Recorremos la cripta hasta alcanzar los sarcófagos ocupados, que están todos al fondo, como si los Oblatos hubieran dispuesto que se respete estrictamente el orden de llegada, y frente a las cuatro tumbas el guía se queda callado, incluso diría que medita, pues en su aparente sencillez esta cripta nos obliga a considerar fríamente no solo el anhelo de prosperidad y larga vida que todos compartimos por esta patria, sino también su inevitable finitud, la certeza de su final. No es común que un monumento funerario nos confronte de manera tan tajante con la muerte cierta de la patria. Suele operar de otro modo, suele ser la gloria eterna sino de plano el poderío inmortal lo que este tipo de sitios evoca. Uno visita el panteón de París y no piensa en el fin irremediable de Francia –que muchos franceses hasta desean– y el mausoleo de George Washington hace pensar en cualquier cosa menos en el fin de la unión americana –por el que muchos no americanos apuestan–. Aquí, en nuestro panteón patrio, el número de cofres establece un final preciso: a la muerte del jefe de Estado número 190. Habida cuenta la longevidad probada de la estirpe, salvo contadas y penosas excepciones, la espera será larga. Pero por más larga que sea el término es perentorio. Sabios Oblatos. Implacablemente sabios.

Sin embargo, todo parece indicar que en contra de la idea de convertir a esta cripta en una especie de cuenta regresiva del Ecuador conspiran precisamente los ex-jefes de Estado que todavía viven, quienes no solo hacen gala de buena salud o en todo caso de robustez innegable, sino que al parecer se han negado abierta o disimuladamente a designar el panteón de la Basílica como su última morada. No deja de ser una pena. Pero los Oblatos no desesperan porque saben, digamos que les consta, que la voluntad de los difuntos es, por decir lo menos, vacilante. De manera que su estrategia –pues a los Oblatos interesa sobremanera ir colmando los nichos, supongo que por orgullo más que por otra cosa– se orienta a rastrear en los cementerios del país –y del extranjero, como veremos más adelante– las sepulturas de los presidentes que han caído en el olvido a fin de proponer a sus descendientes, si alguno quedare, o en su defecto a las autoridades consulares, la exhumación y el posterior traslado de sus restos al panteón.

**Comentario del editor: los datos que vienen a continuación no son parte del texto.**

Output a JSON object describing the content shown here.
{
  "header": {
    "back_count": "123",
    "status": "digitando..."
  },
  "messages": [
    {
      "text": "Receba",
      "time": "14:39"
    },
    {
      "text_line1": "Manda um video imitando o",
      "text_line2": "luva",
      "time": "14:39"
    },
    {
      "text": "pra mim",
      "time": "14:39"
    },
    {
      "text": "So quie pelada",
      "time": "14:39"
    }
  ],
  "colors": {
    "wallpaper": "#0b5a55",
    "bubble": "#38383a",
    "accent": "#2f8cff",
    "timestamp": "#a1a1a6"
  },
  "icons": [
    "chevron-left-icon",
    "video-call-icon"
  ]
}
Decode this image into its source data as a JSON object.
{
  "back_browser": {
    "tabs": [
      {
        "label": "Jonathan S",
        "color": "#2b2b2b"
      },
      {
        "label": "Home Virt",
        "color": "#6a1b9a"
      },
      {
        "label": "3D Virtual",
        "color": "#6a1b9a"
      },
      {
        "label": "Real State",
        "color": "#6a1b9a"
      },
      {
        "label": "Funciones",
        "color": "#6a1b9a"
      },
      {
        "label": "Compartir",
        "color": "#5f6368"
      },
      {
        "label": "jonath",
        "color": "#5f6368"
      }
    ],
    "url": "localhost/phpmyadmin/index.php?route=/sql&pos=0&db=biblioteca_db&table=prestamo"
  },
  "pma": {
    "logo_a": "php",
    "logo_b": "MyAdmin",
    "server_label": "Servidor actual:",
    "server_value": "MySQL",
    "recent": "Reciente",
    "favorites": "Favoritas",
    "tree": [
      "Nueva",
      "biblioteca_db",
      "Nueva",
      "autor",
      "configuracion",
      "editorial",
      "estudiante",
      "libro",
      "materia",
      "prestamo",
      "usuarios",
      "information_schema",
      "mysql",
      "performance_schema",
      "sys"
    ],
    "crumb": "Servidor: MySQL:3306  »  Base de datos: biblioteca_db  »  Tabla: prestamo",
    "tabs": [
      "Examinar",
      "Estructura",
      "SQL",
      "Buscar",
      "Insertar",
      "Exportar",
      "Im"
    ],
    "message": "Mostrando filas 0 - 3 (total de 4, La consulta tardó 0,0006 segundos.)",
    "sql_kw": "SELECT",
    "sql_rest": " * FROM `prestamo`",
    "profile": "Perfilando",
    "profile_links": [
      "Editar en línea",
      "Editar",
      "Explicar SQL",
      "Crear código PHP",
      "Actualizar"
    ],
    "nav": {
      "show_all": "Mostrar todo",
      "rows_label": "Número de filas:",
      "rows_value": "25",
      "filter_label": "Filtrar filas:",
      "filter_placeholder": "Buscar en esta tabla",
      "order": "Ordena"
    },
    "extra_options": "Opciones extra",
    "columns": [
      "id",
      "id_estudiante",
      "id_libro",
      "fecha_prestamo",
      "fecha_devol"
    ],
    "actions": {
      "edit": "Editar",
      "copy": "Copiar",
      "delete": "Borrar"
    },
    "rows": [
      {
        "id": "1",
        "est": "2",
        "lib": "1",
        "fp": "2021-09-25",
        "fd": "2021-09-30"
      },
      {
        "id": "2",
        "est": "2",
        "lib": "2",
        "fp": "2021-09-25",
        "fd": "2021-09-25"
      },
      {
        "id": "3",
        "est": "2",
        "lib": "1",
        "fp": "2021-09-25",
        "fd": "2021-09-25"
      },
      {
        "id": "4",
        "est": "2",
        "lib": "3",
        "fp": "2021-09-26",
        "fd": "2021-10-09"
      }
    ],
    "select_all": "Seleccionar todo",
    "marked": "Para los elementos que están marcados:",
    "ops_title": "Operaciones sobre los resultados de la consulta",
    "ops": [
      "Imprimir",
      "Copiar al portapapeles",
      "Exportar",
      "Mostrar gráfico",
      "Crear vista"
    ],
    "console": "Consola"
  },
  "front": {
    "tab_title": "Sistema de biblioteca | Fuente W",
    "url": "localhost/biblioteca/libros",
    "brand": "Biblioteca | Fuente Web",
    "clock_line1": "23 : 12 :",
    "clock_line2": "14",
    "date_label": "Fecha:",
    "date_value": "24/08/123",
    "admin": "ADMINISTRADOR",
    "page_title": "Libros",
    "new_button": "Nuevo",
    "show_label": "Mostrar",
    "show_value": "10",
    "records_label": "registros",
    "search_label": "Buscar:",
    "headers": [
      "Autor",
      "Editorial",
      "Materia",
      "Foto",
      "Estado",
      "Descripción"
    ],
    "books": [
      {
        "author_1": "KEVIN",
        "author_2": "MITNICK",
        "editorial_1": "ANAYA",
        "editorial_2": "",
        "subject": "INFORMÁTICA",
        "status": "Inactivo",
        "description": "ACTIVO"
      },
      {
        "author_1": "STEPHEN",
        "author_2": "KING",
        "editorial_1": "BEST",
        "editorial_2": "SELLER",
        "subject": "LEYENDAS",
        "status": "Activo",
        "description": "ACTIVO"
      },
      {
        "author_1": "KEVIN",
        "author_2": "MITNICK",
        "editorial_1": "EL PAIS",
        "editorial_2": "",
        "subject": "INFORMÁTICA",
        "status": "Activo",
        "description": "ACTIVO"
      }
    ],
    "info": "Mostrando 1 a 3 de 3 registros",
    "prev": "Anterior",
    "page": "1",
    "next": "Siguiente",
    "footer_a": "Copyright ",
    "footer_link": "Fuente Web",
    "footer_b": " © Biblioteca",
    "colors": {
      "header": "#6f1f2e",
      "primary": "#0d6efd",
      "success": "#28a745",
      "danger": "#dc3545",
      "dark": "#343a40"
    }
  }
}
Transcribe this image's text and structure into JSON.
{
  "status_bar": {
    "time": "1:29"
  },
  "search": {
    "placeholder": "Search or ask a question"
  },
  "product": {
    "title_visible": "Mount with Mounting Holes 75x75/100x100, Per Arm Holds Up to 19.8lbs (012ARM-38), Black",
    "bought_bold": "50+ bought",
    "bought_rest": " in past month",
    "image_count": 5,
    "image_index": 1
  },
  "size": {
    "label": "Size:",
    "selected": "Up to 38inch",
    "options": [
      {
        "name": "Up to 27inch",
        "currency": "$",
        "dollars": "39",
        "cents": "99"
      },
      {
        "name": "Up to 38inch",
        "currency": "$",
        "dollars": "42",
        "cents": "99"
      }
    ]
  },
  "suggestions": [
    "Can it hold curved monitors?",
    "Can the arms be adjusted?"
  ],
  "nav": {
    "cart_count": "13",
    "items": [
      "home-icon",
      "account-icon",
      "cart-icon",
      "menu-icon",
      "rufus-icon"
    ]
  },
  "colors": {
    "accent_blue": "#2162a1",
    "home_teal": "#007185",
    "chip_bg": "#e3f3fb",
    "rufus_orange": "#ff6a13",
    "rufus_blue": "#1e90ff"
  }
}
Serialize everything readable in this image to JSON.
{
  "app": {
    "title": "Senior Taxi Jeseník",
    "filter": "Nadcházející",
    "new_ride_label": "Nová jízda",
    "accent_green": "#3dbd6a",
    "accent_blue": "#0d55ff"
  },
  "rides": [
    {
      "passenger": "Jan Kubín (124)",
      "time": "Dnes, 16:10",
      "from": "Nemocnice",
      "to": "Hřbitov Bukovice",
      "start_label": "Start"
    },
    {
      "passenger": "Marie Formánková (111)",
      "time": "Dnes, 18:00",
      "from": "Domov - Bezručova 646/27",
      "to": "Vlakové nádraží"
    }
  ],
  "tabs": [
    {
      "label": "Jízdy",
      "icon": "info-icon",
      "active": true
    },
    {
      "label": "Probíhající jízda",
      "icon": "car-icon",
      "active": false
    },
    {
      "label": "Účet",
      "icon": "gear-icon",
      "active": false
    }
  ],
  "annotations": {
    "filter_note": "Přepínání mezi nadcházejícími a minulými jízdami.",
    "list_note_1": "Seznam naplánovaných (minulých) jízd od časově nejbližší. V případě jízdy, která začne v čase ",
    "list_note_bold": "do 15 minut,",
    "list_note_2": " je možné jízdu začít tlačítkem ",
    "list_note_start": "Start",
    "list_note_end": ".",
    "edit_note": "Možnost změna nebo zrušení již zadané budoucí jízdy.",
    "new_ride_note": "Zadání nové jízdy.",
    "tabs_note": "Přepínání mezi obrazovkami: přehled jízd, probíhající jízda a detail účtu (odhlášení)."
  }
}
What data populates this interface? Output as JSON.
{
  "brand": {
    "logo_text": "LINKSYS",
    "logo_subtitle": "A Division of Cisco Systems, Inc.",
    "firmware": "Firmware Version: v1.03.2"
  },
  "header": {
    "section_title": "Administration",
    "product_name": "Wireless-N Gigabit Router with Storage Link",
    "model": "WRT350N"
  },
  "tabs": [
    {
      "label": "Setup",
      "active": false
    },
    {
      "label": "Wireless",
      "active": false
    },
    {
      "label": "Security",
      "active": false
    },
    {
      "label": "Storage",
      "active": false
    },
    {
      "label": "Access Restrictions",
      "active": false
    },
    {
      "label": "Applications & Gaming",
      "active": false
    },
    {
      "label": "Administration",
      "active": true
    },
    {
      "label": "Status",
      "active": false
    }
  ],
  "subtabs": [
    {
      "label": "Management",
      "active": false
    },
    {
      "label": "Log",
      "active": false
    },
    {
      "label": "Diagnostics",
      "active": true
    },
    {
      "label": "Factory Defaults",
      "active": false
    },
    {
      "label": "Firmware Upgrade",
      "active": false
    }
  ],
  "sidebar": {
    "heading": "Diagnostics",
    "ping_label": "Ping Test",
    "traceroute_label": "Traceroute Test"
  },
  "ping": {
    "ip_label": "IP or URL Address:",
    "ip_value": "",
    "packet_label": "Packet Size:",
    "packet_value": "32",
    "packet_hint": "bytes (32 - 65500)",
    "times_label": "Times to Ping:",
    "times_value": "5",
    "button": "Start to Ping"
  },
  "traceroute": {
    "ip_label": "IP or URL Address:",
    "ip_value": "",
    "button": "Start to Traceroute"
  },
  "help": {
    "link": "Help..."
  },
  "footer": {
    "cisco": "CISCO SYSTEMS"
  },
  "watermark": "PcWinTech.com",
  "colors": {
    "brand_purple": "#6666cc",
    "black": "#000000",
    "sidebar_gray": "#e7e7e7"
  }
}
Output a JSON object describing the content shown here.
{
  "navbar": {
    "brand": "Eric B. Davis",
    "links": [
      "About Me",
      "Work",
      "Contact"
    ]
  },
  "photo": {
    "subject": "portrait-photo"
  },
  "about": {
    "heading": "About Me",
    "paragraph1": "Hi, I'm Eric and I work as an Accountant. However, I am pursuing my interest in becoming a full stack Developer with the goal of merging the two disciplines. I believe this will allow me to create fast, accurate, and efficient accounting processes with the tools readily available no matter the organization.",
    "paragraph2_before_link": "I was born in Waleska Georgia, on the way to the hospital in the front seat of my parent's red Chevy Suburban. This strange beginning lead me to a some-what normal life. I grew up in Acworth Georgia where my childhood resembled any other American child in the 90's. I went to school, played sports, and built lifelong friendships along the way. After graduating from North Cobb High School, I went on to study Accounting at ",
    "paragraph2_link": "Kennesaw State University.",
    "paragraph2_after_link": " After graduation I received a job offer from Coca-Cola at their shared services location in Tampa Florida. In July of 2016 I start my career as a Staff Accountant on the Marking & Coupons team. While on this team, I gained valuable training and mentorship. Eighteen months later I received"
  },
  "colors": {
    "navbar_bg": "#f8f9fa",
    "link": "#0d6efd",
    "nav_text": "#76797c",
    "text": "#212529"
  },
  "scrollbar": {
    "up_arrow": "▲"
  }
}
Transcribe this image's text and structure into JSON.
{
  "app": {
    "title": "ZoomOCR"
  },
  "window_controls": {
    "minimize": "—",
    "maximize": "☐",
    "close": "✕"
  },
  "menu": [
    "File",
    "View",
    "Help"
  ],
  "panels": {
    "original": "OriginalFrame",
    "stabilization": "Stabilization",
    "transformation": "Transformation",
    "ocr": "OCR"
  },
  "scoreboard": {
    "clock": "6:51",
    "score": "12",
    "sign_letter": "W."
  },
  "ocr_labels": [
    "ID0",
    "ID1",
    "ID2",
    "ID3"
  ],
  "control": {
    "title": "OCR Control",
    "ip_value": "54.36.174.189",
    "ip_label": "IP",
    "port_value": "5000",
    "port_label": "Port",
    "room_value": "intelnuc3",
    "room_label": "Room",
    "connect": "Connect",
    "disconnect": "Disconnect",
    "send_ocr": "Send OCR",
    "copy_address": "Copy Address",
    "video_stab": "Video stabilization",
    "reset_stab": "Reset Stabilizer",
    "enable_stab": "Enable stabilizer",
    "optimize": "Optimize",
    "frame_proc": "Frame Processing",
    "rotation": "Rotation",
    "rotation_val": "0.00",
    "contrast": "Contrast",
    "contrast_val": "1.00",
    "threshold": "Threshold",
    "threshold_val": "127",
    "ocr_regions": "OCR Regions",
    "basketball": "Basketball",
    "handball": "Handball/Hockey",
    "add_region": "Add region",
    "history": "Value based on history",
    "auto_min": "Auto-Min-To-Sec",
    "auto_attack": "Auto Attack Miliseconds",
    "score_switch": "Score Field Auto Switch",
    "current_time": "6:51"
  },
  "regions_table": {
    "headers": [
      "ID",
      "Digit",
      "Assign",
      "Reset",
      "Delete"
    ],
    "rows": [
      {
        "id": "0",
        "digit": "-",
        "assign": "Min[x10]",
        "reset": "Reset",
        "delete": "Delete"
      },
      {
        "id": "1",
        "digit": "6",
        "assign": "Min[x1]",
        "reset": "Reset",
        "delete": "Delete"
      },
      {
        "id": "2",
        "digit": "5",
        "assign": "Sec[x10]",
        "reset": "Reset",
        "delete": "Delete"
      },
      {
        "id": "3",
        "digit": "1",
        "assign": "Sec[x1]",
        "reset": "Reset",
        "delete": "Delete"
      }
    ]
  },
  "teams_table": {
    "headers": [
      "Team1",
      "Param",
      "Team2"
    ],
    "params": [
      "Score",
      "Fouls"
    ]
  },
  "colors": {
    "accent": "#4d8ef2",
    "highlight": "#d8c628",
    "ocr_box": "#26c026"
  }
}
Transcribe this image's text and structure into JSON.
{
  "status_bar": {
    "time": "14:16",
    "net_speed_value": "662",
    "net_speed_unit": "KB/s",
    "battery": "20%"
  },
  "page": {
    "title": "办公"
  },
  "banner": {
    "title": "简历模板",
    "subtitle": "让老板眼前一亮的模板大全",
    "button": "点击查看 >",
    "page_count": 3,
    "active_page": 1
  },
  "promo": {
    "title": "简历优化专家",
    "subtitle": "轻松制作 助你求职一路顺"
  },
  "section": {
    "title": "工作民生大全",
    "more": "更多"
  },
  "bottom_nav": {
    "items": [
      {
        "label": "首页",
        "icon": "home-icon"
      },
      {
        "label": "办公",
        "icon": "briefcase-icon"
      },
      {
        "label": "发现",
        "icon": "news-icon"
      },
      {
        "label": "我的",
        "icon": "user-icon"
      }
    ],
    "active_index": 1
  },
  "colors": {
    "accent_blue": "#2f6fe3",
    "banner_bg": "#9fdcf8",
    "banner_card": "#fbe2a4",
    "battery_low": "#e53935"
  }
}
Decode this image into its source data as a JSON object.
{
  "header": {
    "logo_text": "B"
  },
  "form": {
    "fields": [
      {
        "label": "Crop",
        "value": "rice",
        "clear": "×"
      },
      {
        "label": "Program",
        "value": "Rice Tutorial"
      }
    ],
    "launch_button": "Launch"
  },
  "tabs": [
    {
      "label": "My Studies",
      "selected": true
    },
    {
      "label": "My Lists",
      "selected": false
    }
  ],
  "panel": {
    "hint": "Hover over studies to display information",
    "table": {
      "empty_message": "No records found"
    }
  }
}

Así las cosas, bien podrían todos terminar allí.

Son cuatro los que han llegado hasta ahora, como ya quedó dicho, pero habrían podido ser cinco de no ser por la “deserción” de uno después de una corta estancia. El guía me cuenta que al comenzar los años noventa los Oblatos consiguieron trasladar al panteón nada menos que los restos del General Juan José Flores, el primero de la dinastía, dejando a la Catedral sin una de sus reliquias mayores. Al parecer aquel traslado fastidió a tal punto al Arzobispo que los venerables Oblatos no tuvieron más remedio que devolverlos. El guía dice esto con cierta desilusión y coincido con él en que el hecho fue hasta cierto punto una lástima pues, de haberse quedado, los restos del General Flores al menos habrían tenido el feliz destino de descansar bajo el mismo techo que los de su hijo, Antonio Flores Jijón, otro ex-presidente que se convirtió hace cinco años en el cuarto huésped de la cripta.

Fallecido en Suiza en el verano de 1915, Antonio Flores Jijón no solo murió en Europa cerca de sus hijas, sino que siempre anheló vivir allá. Tan es así que, según cuentan los historiadores, lo eligieron presidente en su ausencia y sin que él lo sepa mientras vivía plácidamente en París. Regresó al Ecuador para ocuparse del gobierno y tan pronto terminó su mandato tomó el primer buque y regresó. ¡Quién se lo puede reprochar! De manera que no dudo que el legendario cementerio parisino de Père-Lachaise, donde lo enterraron, era el más apropiado destino para don Antonio. Después de todo, se trata del cementerio más visitado del mundo, donde descansan, entre muchas otras celebridades Jim Morrison, Marcel Proust, Miguel Angel Asturias y Oscar Wilde, además de los mártires de la Comuna de París. En Père-Lachaise los restos de Antonio Flores Jijón permanecieron algo más de tres cuartos de siglo, hasta casi llegado el siglo XXI, cuando llegó el momento de renovar la concesión del nicho que ocupaban. ¡Vaya descuido! La familia de don Antonio, quién sabe por qué penuria pasajera, no había tenido el cuidado de adquirir a su debido tiempo la perpetuidad del nicho. Sin parientes cercanos en vida, la autoridad funeraria de París notificó al consulado del Ecuador con el término de la concesión y el costo de renovarla: nada menos que el equivalente de 7 mil dólares americanos. El consulado debía elegir entre ese digno pero oneroso gasto, o la repatriación, que salía, grosso modo, por la mitad del precio. Pobreza obliga, don Antonio volvió a la patria ecuatoriana y fue inmediatamente conducido al panteón de los Oblatos. Fue casi un castigo. De hecho, así debe leerse el decreto del presidente Gustavo Noboa Bejarano que dispuso tajantemente que todo ex-jefe de Estado sea llevado allí después de muerto “salvo deseo en contrario manifestado en vida o expresado por sus herederos”. Ni más ni menos que un albergue para los olvidados.

Antonio Flores Jijón, que gobernó Ecuador entre 1888 y 1892, descansa junto a Mariano Suárez, que gobernó catorce días en 1947, Andrés Córdova, presidente interino en 1940, y Camilo Ponce, gobernante de 1956 a 1960. Las cuatro tumbas yacen desprovistas de la menor solemnidad –Córdova ni siquiera tenía una lápida la última vez que fui– junto a los 186 nichos vacantes. En el silencio de la cripta los cuatro sarcófagos parecen decididos a esperar, con el paso de los siglos, el paulatino arribo de sus sucesores. Triste suerte la de estos pioneros. Y doblemente triste la de Flores, degradado del Père-Lachaise a este sarcófago de resina.